Question

Question: In Figure, the block has a mass of 1.50kgand the spring constant is800 N/m. The damping force is given by -b(dx/dt), where b = 230 g/s. The block is pulled down 12.0 cmand released.

1. Calculate the time required for the amplitude of the resulting oscillations to fall to one-third of its initial value.
2. How many oscillations are made by the block in this time?

Short answer

Answer

1. The time for the oscillator amplitude to become one-third of initial value is t = 14.3 s
2. The number of oscillations, n = 5.27

Step-by-step solution

Given

1. The mass of the block is, m = 1.5 kg
2. The damping constant of the oscillator is, b = 230 g/s = 0.23 kg/s
3. Spring constant, k = 800 N/m

The displacement of block, x = 12 cm = 0.12 m

Understanding the concept

Use the equation for the damping factor. By rearranging it for the time, find the required time. Then using the equation for the period, calculate the period of oscillation.

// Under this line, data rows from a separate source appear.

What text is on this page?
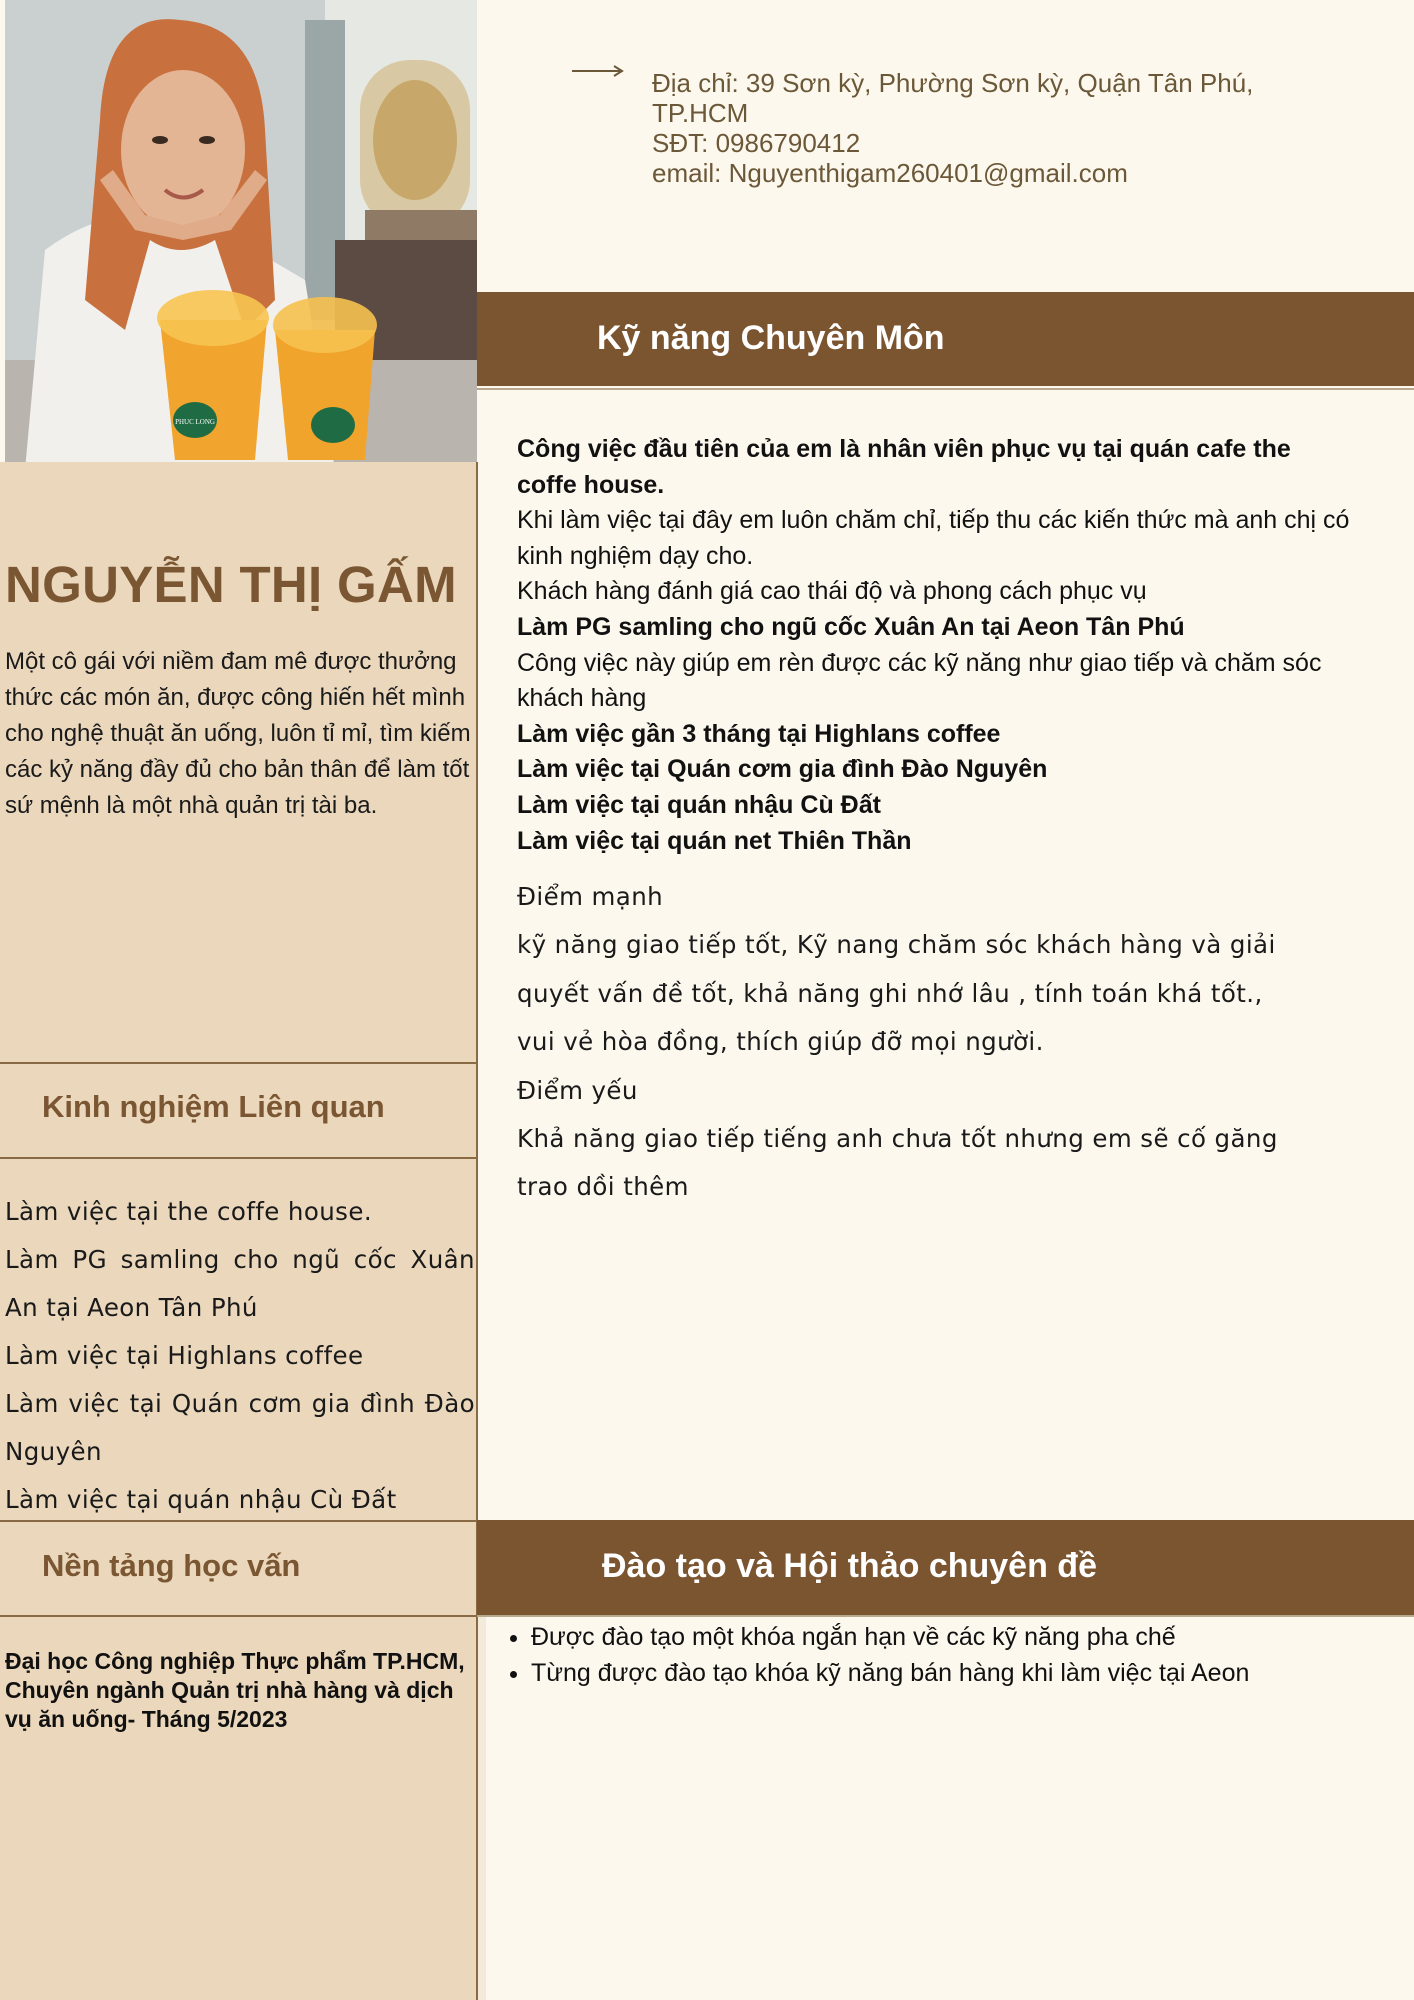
PHUC LONG
NGUYỄN THỊ GẤM
Một cô gái với niềm đam mê được thưởng thức các món ăn, được công hiến hết mình cho nghệ thuật ăn uống, luôn tỉ mỉ, tìm kiếm các kỷ năng đầy đủ cho bản thân để làm tốt sứ mệnh là một nhà quản trị tài ba.
Kinh nghiệm Liên quan
Làm việc tại the coffe house.
Làm PG samling cho ngũ cốc Xuân An tại Aeon Tân Phú
Làm việc tại Highlans coffee
Làm việc tại Quán cơm gia đình Đào Nguyên
Làm việc tại quán nhậu Cù Đất
Nền tảng học vấn
Đại học Công nghiệp Thực phẩm TP.HCM, Chuyên ngành Quản trị nhà hàng và dịch vụ ăn uống- Tháng 5/2023
Địa chỉ: 39 Sơn kỳ, Phường Sơn kỳ, Quận Tân Phú,
TP.HCM
SĐT: 0986790412
email: Nguyenthigam260401@gmail.com
Kỹ năng Chuyên Môn
Công việc đầu tiên của em là nhân viên phục vụ tại quán cafe the
coffe house.
Khi làm việc tại đây em luôn chăm chỉ, tiếp thu các kiến thức mà anh chị có
kinh nghiệm dạy cho.
Khách hàng đánh giá cao thái độ và phong cách phục vụ
Làm PG samling cho ngũ cốc Xuân An tại Aeon Tân Phú
Công việc này giúp em rèn được các kỹ năng như giao tiếp và chăm sóc
khách hàng
Làm việc gần 3 tháng tại Highlans coffee
Làm việc tại Quán cơm gia đình Đào Nguyên
Làm việc tại quán nhậu Cù Đất
Làm việc tại quán net Thiên Thần
Điểm mạnh
kỹ năng giao tiếp tốt, Kỹ nang chăm sóc khách hàng và giải
quyết vấn đề tốt, khả năng ghi nhớ lâu , tính toán khá tốt.,
vui vẻ hòa đồng, thích giúp đỡ mọi người.
Điểm yếu
Khả năng giao tiếp tiếng anh chưa tốt nhưng em sẽ cố găng
trao dồi thêm
Đào tạo và Hội thảo chuyên đề
• Được đào tạo một khóa ngắn hạn về các kỹ năng pha chế
• Từng được đào tạo khóa kỹ năng bán hàng khi làm việc tại Aeon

The ratio of time required for the amplitude to fall to one-third of its initial value and the period will give us the number of oscillations.

The amplitude of oscillations after n cycles is given as-

${\mathbf{x}}_{\mathbf{n}}\mathbf{=}{\mathbf{x}}_{\mathbf{m}}{\mathbf{e}}^{\mathbf{-}\frac{\mathbf{bt}}{\mathbf{2}\mathbf{m}}}$

The time period of oscillation in the case of spring is given as-

$\mathbf{T}\mathbf{=}\mathbf{2}\mathbf{\pi }\sqrt{\frac{\mathbf{m}}{\mathbf{k}}}$

Here, m is the mass of the pendulum, k is the force constant of the spring, b is damping constant and t is the time taken.

(a) Calculate the time required for the amplitude of the resulting oscillations to fall to one-third of its initial value

We calculate the time for which the damping factor is 1/3.

So,

$e^{-\frac{\text{bt}}{2\text{m}}}=\frac{1}{3}$

By rearranging this equation for time t, we get

$\text{t}=-\frac{2\text{m}}{\text{b}}\text{ln}\left(\frac{1}{3}\right)$

So, using the given values, we get

t = 14.3 s

(b) Calculate the number of oscillations made by the block in this time

Now, we have the equation for period of damped oscillation as

$\text{T}=\frac{2\pi }{\omega \text{'}}$

Where,is the angular frequency of damped oscillation and is given by

$$\begin{gathered} \omega \text{'}=\sqrt{\frac{k}{m}-\frac{b^2}{4m^2}} \\ \sqrt{\frac{8.00N/m}{1.5\text{kg}}-\frac{{\left(0.23kg/s\right)}^2}{4\times {\left(1.5\text{kg}\right)}^2}} \\ =2.31rad/s \end{gathered}$$

Hence, the period of the damped oscillation becomes

$$\begin{gathered} \text{T}=\frac{2\pi }{\omega \text{'}} \\ =\frac{2\pi }{2.31rad/s} \\ =2.72\text{s} \end{gathered}$$

So, the number of oscillations are-

$$\begin{gathered} n=\frac{t}{T} \\ =\frac{14.3\text{s}}{2.72\text{s}} \end{gathered}$$

n = 5.27

The number of oscillations mad by the block is 5.27.